The word video means "I see" in Latin. But how will you be able to see captured, recorded, processed, stored, transmitted, or reconstructed images? You use video display devices such as televisions or monitors, of course. But all these would not be made possible without the use of video cables. Video cables are wires that transmit video signals. To help you understand more, here are the different types of video cable.
- BNC Cables. The BNC or Bayonet Neil-Concelman connector is a type of connector that uses radio frequencies in the multi-megahertz range. It is often used in place of a coaxial cable. There are a lot of consumer electronic devices with RCA (Radio Corporation of America) jacks that you can use with a BNC cable, but you have to use adapters to be able to do so. You will mostly find it being used for analog signals, Serial Digital Interface signals, and electronic devices used for aviation, or as antenna connectors for amateur radios. BNC cables come in both 50 and 75 ohm.

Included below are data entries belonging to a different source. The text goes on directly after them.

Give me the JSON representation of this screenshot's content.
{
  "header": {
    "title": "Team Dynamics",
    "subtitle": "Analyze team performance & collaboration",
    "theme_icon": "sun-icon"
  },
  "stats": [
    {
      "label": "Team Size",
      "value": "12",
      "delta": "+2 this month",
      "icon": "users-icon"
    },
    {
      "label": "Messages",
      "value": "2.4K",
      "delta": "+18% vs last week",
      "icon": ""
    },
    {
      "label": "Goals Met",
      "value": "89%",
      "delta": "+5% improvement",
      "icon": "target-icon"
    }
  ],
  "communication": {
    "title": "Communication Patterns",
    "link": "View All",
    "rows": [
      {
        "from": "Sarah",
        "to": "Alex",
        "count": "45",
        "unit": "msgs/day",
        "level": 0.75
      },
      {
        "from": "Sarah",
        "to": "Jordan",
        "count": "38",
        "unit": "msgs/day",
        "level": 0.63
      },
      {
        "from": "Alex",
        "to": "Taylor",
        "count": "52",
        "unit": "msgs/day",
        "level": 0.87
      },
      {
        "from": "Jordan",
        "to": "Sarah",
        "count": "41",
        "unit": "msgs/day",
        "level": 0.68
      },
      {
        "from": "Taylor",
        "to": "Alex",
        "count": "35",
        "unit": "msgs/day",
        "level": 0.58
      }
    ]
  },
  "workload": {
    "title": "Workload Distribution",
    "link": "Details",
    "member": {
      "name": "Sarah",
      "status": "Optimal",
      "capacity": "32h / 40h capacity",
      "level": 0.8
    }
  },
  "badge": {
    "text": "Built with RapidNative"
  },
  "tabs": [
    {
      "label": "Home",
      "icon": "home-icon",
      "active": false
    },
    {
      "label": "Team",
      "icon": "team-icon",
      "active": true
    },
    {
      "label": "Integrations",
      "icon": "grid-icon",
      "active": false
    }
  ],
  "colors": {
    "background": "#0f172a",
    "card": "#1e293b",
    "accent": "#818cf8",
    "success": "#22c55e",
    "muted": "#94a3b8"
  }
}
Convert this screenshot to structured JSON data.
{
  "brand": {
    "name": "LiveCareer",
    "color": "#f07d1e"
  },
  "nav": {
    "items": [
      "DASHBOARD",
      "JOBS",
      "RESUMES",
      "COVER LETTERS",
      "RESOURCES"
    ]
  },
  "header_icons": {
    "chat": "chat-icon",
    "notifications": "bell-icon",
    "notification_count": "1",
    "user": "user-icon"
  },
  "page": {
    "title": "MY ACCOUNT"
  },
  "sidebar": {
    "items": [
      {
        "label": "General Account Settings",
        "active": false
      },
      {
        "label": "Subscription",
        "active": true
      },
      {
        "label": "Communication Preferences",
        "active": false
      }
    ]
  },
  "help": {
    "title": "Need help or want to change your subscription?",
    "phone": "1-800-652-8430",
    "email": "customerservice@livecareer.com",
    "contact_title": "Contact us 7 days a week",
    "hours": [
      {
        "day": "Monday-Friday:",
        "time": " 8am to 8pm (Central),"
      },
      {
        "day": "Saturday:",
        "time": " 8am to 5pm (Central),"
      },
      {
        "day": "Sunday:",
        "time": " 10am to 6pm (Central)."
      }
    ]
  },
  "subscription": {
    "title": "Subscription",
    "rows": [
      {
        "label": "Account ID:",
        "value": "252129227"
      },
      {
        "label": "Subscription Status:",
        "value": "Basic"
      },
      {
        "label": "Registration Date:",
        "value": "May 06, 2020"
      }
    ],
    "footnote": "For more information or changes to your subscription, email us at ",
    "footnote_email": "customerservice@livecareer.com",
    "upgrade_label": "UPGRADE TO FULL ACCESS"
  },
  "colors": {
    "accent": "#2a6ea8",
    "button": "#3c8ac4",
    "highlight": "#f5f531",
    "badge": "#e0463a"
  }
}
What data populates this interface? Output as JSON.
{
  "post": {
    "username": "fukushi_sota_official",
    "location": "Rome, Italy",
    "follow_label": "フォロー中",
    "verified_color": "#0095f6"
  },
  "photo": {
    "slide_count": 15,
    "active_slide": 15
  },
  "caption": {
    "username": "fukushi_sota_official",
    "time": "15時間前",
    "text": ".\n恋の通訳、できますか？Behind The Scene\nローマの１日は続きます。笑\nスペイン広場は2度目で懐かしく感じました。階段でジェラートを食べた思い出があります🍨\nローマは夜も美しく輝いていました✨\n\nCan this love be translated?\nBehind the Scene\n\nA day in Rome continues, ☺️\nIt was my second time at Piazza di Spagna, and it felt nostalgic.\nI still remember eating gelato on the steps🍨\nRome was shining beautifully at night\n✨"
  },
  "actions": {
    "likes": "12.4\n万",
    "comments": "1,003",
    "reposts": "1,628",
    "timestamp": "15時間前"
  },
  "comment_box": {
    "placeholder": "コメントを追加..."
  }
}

- Component Video (RCA, RGB). The RCA connector is the most common cable used by audio/video electronic devices. It usually comes in three colors. Red for the right channel, white for the left channel, and yellow for the composite video. The RGB or red-green-blue connector is a type of connector that has pin-outs. It is commonly known as VGA cable. You will mostly find it being used with video cards, monitors, or HDTVs. It is more commonly known as a VGA connector.
- HDMI, DVI, DisplayPort Cables. The HDMI or High-Definition Multimedia Interface connector is a cable that transmits digital data. It is the digital version of RF cables, RCA or RGB cables or S-Video cables. You will mostly find it being used on cable converter boxes, BD or Blu-ray Disc players, computers, Playstation 3s, or Xbox 360s. The DVI or Digital Visual Interface cable is a connector that transmits uncompressed digital video data. You will mostly find it being used on flat screen or LCD monitors, or digital projectors. The DisplayPort cable, developed by the Video Electronics Standards Association is HDMI's strongest competitor. It uses more advanced technology in comparison to the other types of video cables. Companies like AMD, ATI, Genesis Microchip, Samsung, Dell and Apple commonly use DisplayPort cables for their products.
- M1 Cables. The M1 cable is a video connector that can transmit digital, analog, or USB (Universal Serial Bus) signals. It is commonly known as EVC or P&D cable. You will mostly find it being used on new models of projectors.
- S-Video Cables. The S-Video or Separate-Video cable is a connector that can transmit analog signals in lumen (luminance) and chroma (color). It carries videos that are normally at 488i or 576i resolution. You will mostly find it being used on televisions, DVD players, and new versions of cassette recorders, digital receivers, digital video recorders, game consoles, or video cards.
- CCTV Cables (Siamese/Power). The Siamese cable is a connector that can transmit both power and data through a single connector. The Power cable is a connector that can only transmit power data. Siamese and Power cables are used in CCTV or closed-circuit television. You will mostly find them being used in surveillance or monitoring cameras.
- Composite Video Cables. The composite video cable is a connector that can only transmit analog signal. It has three types, NTSC, PAL, or SECAM. You will mostly find it being used on VCRs, game consoles or computers that were modeled during the 1980s.
- HDTV Breakout Cables. The HDTV cable is a connector that is mainly to transmit signals for televisions that are using high definition broadcasting.
- RF Cables (F-Type, Coaxial). The F-type cable is a connector that is used to transmit satellite television or data over cable modems. It is often used with a splitter for use in cable televisions. The Coaxial cable or coax is a connector that is used to transmit signal for home video devices or networking in computers. Long coaxial cables are also used for amateur radios.
Video cable is essential to all sorts of technology. It makes it possible to relive captured moments, or witness things without the need to be physically there. Technology will never cease to amaze us. As it advances, more things are made possible each day.